TIJANI: Addressing impediments, such as the lack of clear policy pertaining to agricultural investment, could encourage capital inflows. Some of these infrastructural deficiencies are investment opportunities, especially through public-private partnerships.
In addition, reducing financial risk exposure would encourage commercial banks to provide more funding for activities in value chains. Ensuring the Nigerian Incentive-based Risk-sharing System for Agricultural Lending is sustained will definitely boost more financial linkages for farmers and agro-dealers to increase productivity. Other investment opportunities in the Nigerian agricultural sector include mechanisation and irrigation infrastructure, the expansion of storage facilities and conditioning centres around markets and airports, and food processing. The business of value addition to staples and commodities has wide-reaching potential, in addition to the development of the horticulture crops value chain.
What specific measures can Nigeria adopt to improve its self-sufficiency in key staple crops?

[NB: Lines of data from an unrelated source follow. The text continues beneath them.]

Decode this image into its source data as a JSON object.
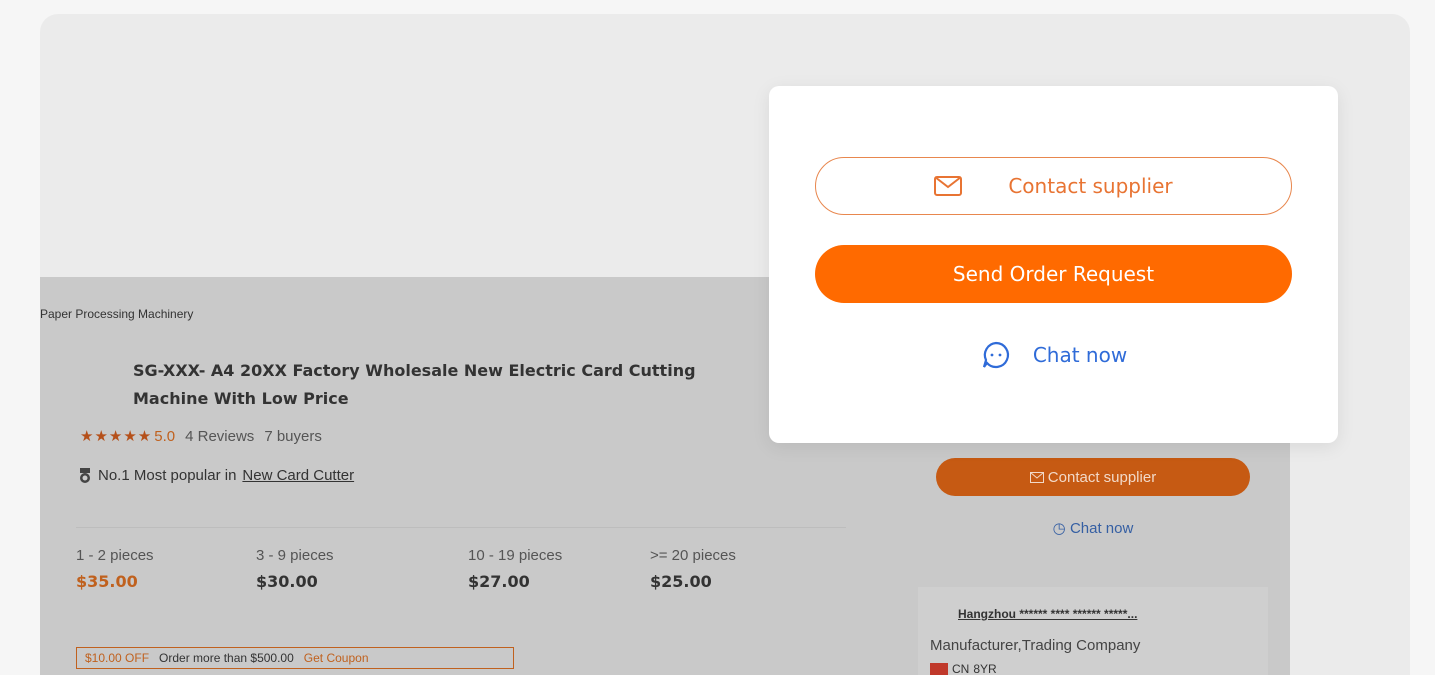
{
  "breadcrumb": {
    "category": "Paper Processing Machinery"
  },
  "product": {
    "title": "SG-XXX- A4 20XX Factory Wholesale New Electric Card Cutting Machine With Low Price",
    "stars": "★★★★★",
    "rating": "5.0",
    "reviews": "4 Reviews",
    "buyers": "7 buyers",
    "popular_prefix": "No.1 Most popular in",
    "popular_link": "New Card Cutter"
  },
  "price_tiers": [
    {
      "qty": "1 - 2 pieces",
      "price": "$35.00"
    },
    {
      "qty": "3 - 9 pieces",
      "price": "$30.00"
    },
    {
      "qty": "10 - 19 pieces",
      "price": "$27.00"
    },
    {
      "qty": ">= 20 pieces",
      "price": "$25.00"
    }
  ],
  "coupon": {
    "off": "$10.00 OFF",
    "condition": "Order more than $500.00",
    "link": "Get Coupon"
  },
  "sidebar": {
    "contact_label": "Contact supplier",
    "chat_label": "Chat now"
  },
  "supplier": {
    "name": "Hangzhou ****** **** ****** *****...",
    "type": "Manufacturer,Trading Company",
    "country": "CN",
    "years": "8YR"
  },
  "popup": {
    "contact_label": "Contact supplier",
    "order_label": "Send Order Request",
    "chat_label": "Chat now"
  },
  "colors": {
    "accent": "#ff6a00",
    "link_blue": "#2f6bd8"
  }
}
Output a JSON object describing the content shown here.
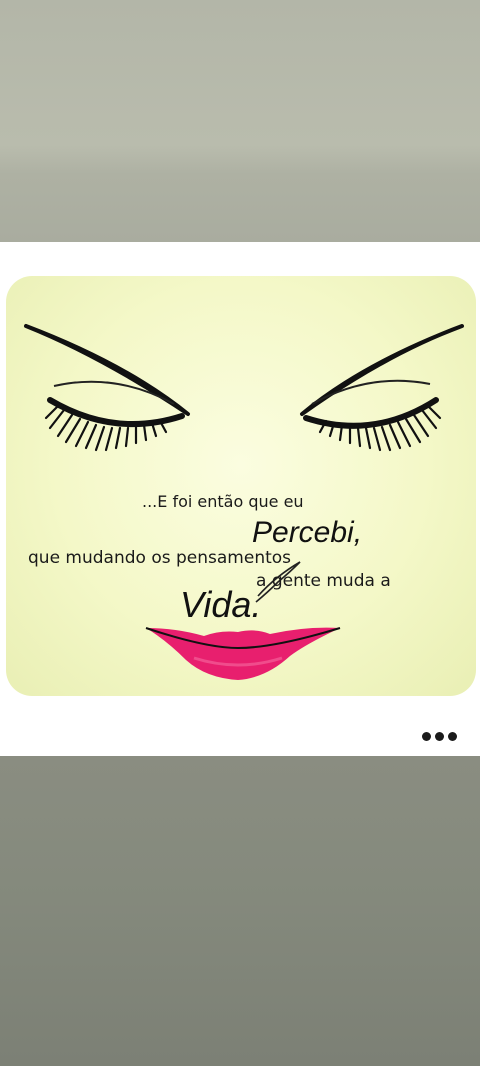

TIJANI: There are a wide number of measures that should be taken. There is the need to maximise present opportunities in small-scale irrigation while expanding the irrigation infrastructure around existing dams. Investment in research and development needs to increase in order to roll out existing low-cost technologies that have proven effective. At the same time, we have to increase the use of improved varieties of seeds to increase crop yields. Similar initiatives should be taken to improve livestock farming through cross breeding with exotic and domestic best breeds for increased meat, dairy and egg production. For the fishing industry, it would be beneficial to create multiple centres for fish feed production, and further encourage the local processing of fish on a commercial basis.